WiMax has been lurking for ages, a technology that has been "just a few months away" for at least three years. But it takes a long time to bring an entirely new wireless technology to market, with extensive testing required to make sure the systems don't interfere with other wireless systems, among other issues.
The approval by the FCC of the first WiMax laptop card is a good sign that we may finally be able to starting thinking about WiMax as a "real" system. WiMax base stations (the gear that powers big towers) is still very expensive, but there have been few ways to for users to actually receive WiMax signals affordably. Over the next several years, we will finally see a bunch of WiMax products enter the marketplace, and dropping prices.
Is WiMax the holy grail of broadband? Not by a long shot, but it is a much better technology than WiFi, which was designed for indoor use and short distances. WiMax was designed from the ground up to provide much more robust and interference-resistant signals over longer distances, with more bandwidth. It will gradually replace WiFi, and it will be interesting to see how it competes with EVDO, the cellular-based wireless technology favored, naturally, by the cellphone companies.
But fiber is still a necessity. Wireless services are not the first choice for businesses because of bandwidth, security, and reliability issues. And home use is being driven by high bandwidth video applications and services, which WiMax cannot support. We need well-designed fiber and wireless systems in our communities, and communities that design for both will have a significant economic development advantage.
This article notes that the number of cellphone calls has declined in the UK for the first time ever, suggesting that the "newbie" period for cellphones is over.
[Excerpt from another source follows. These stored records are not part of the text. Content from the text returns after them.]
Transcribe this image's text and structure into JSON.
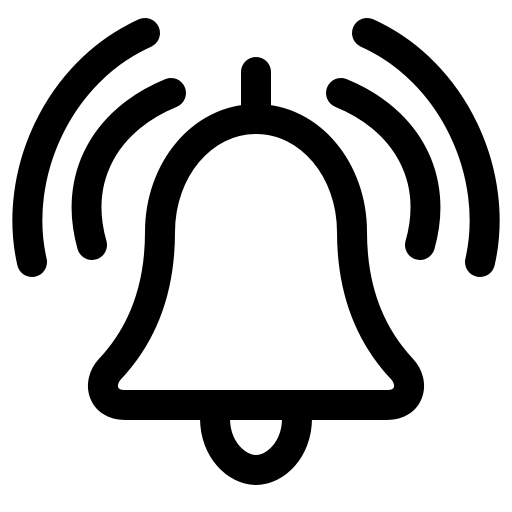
{
  "icon": {
    "name": "ringing-bell-icon",
    "color": "#000000",
    "background": "#ffffff"
  }
}
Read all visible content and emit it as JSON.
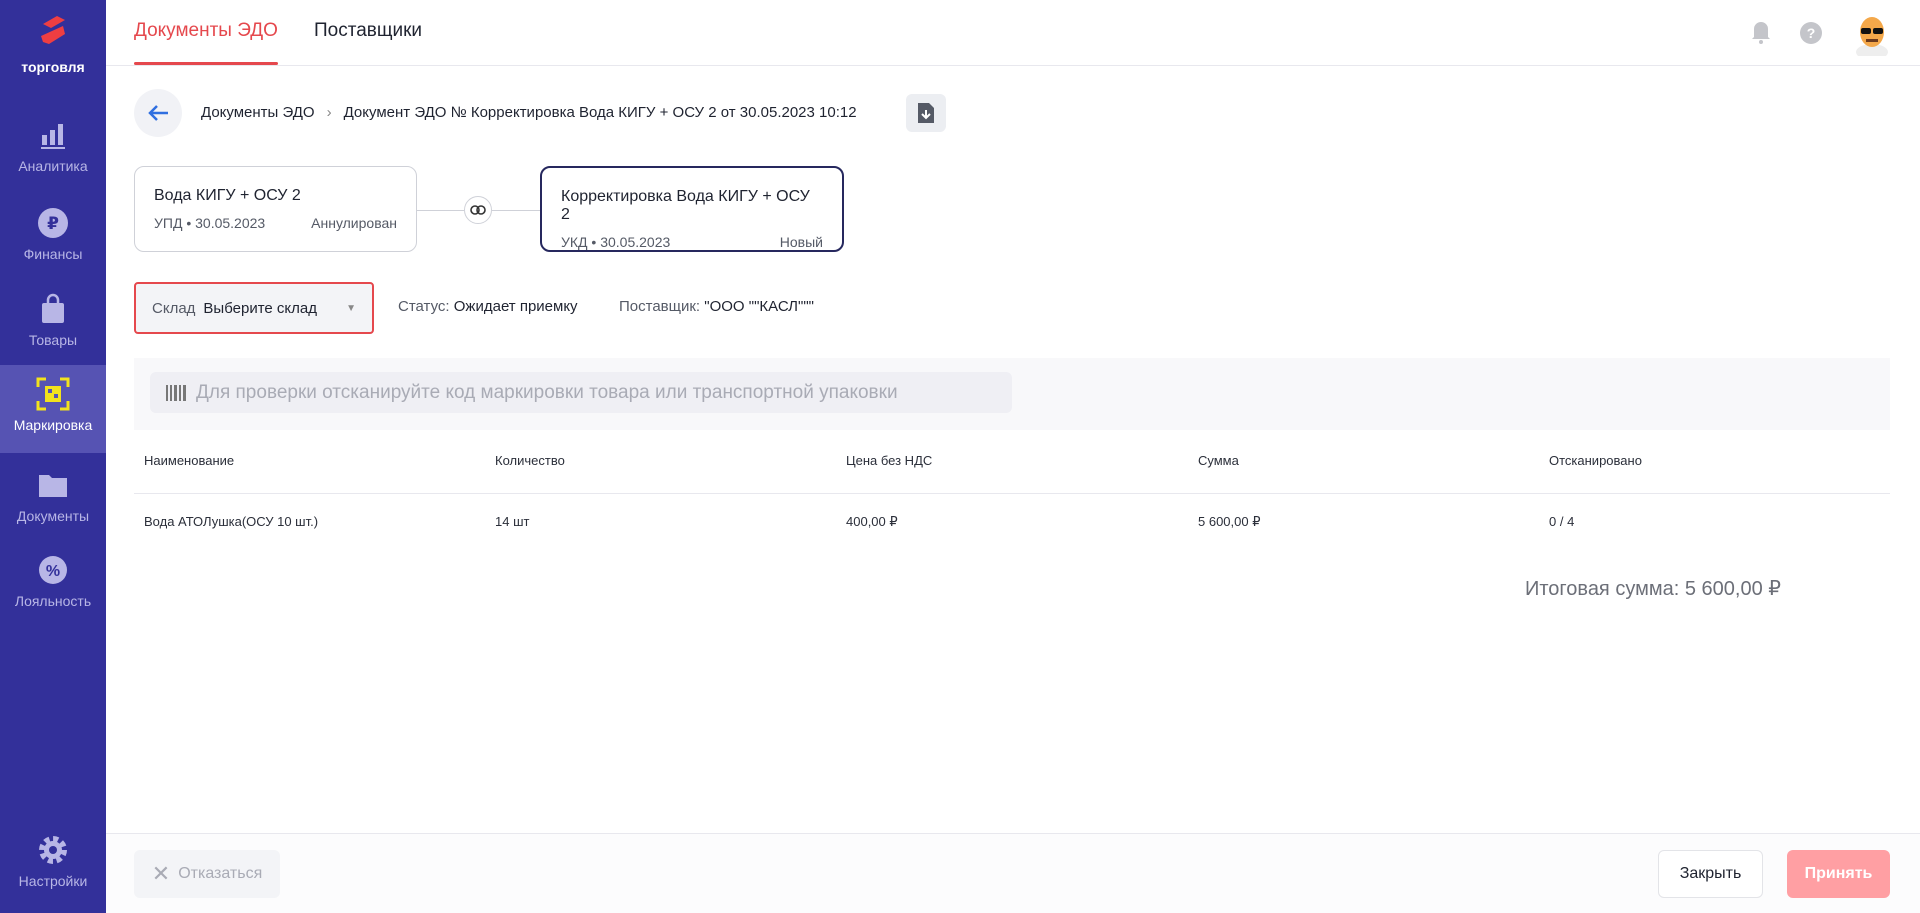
{
  "sidebar": {
    "logo": "торговля",
    "items": [
      {
        "label": "Аналитика"
      },
      {
        "label": "Финансы"
      },
      {
        "label": "Товары"
      },
      {
        "label": "Маркировка"
      },
      {
        "label": "Документы"
      },
      {
        "label": "Лояльность"
      },
      {
        "label": "Настройки"
      }
    ]
  },
  "header": {
    "tabs": [
      {
        "label": "Документы ЭДО"
      },
      {
        "label": "Поставщики"
      }
    ]
  },
  "breadcrumb": {
    "root": "Документы ЭДО",
    "current": "Документ ЭДО № Корректировка Вода КИГУ + ОСУ 2 от 30.05.2023 10:12"
  },
  "cards": [
    {
      "title": "Вода КИГУ + ОСУ 2",
      "meta": "УПД • 30.05.2023",
      "status": "Аннулирован"
    },
    {
      "title": "Корректировка Вода КИГУ + ОСУ 2",
      "meta": "УКД • 30.05.2023",
      "status": "Новый"
    }
  ],
  "filters": {
    "warehouse_label": "Склад",
    "warehouse_value": "Выберите склад",
    "status_label": "Статус:",
    "status_value": "Ожидает приемку",
    "supplier_label": "Поставщик:",
    "supplier_value": "\"ООО \"\"КАСЛ\"\"\""
  },
  "scan": {
    "placeholder": "Для проверки отсканируйте код маркировки товара или транспортной упаковки"
  },
  "table": {
    "columns": [
      "Наименование",
      "Количество",
      "Цена без НДС",
      "Сумма",
      "Отсканировано"
    ],
    "rows": [
      [
        "Вода АТОЛушка(ОСУ 10 шт.)",
        "14 шт",
        "400,00 ₽",
        "5 600,00 ₽",
        "0 / 4"
      ]
    ]
  },
  "total": "Итоговая сумма: 5 600,00 ₽",
  "footer": {
    "decline": "Отказаться",
    "close": "Закрыть",
    "accept": "Принять"
  },
  "colors": {
    "sidebar": "#33309a",
    "accent": "#e5484d",
    "accept_disabled": "#ff9fa3"
  }
}
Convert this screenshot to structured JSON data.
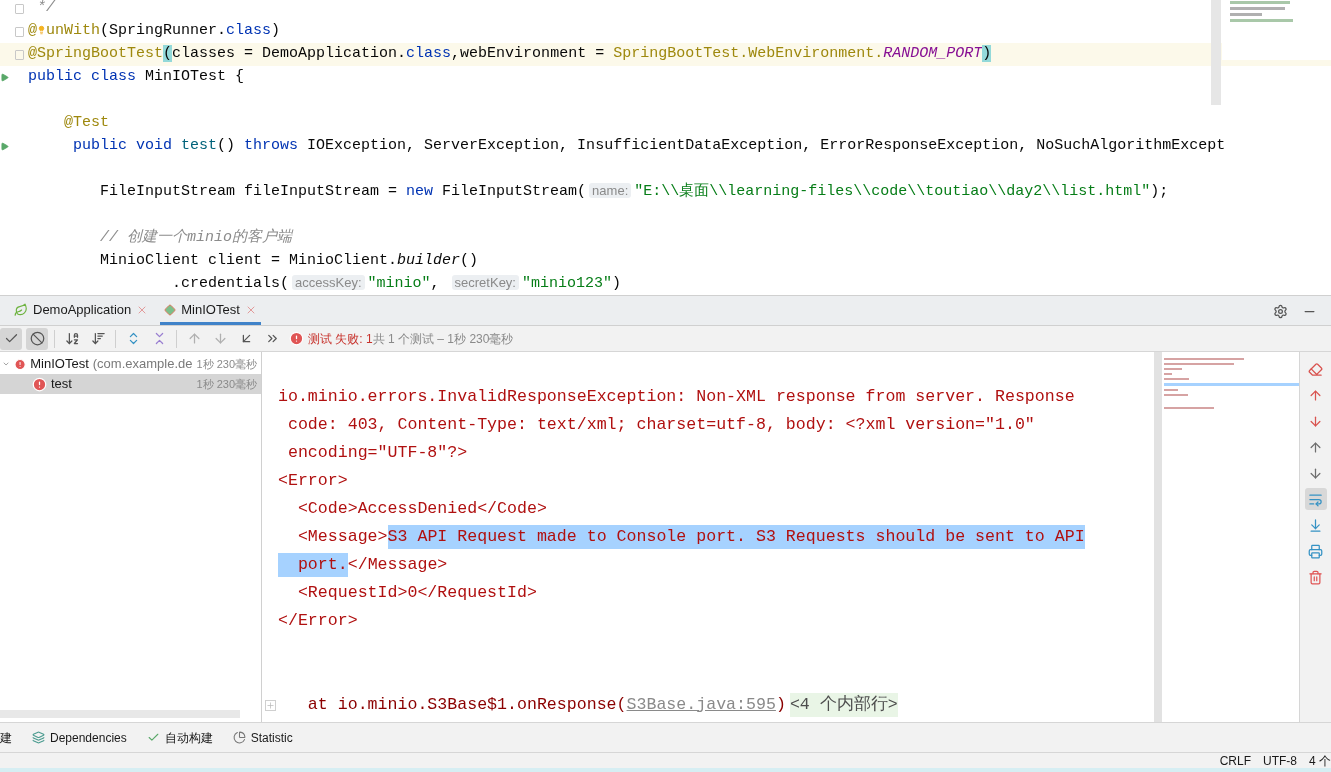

Since 1993, I have been able to observe the "newbie" phenomenon firsthand as new systems and technology are embraced by the public, and in fact, it is a well known process that is often ignored, strangely enough, by many in the IT business, who want to believe in endless growth and by extension, endless profits.
It never works that way, and the dot-com bubble was fueled by large numbers of new Internet users and a naive belief that there was a never ending supply of new users. Of course, there was not, and we all know how things turned out. Companies that had built vacuous business plans based on fantasy-based market growth collapsed.
It is good news that cellphone use is starting to level off. Most people that need or want cellphones have them, they work in most places, and the number of cell towers will start to level off. The article notes that text messaging is still picking up as many find that a useful alternative to the phone--less obtrusive and more immediate than leaving a voicemail.
It also means that the etiquette of using cellphones appropriately will start to solidify. With a decreasing number of new users who don't know the rules, we have a better chance of actually using cellphones more sensibly over time.